NOW, THEREFORE, in consideration of the premises and of the mutual
promises and other good and valuable considerations hereinafter contained, the
parties hereto agree as follows:
1. Redemption and Redemption Price. Subject to the conditions set
forth in paragraph 4 of this Agreement, at the Closing (as hereinafter defined)

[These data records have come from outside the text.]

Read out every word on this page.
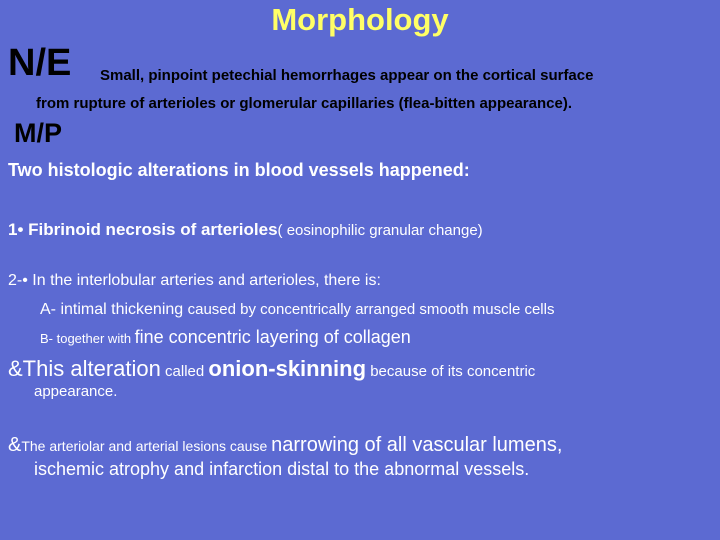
Morphology
N/E Small, pinpoint petechial hemorrhages appear on the cortical surface
from rupture of arterioles or glomerular capillaries (flea-bitten appearance).
M/P
Two histologic alterations in blood vessels happened:
1• Fibrinoid necrosis of arterioles( eosinophilic granular change)
2-• In the interlobular arteries and arterioles, there is:
A- intimal thickening caused by concentrically arranged smooth muscle cells
B- together with fine concentric layering of collagen
&This alteration called onion-skinning because of its concentric
appearance.
&The arteriolar and arterial lesions cause narrowing of all vascular lumens,
ischemic atrophy and infarction distal to the abnormal vessels.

the Company shall redeem from the Shareholder all, but not less than all, of
the Shares at a redemption price (the "Redemption Price") equal to the initial
public offering price of the shares, currently anticipated to be $5.00, less
$1.25, so the currently anticipated purchase price is three dollars and
seventy-five cents ($3.75) per share.
2. Closing.
a. Date, Time and Place. Subject to the provisions of
paragraphs 4(a) and 5 of this Agreement, the closing of the redemption
contemplated by this Agreement (the "Closing") shall occur at 10:00 a.m. at the
offices of Xxxxxxxx Xxxxx Xxxxxxxx Xxxx & Ballon LLP, 000 0xx Xxxxxx, Xxx Xxxx,
Xxx Xxxx 00000, on a date to be mutually agreed upon by the parties which in
any event shall be no later than ten (10) business days after the closing of
the initial public offering of the Company's securities.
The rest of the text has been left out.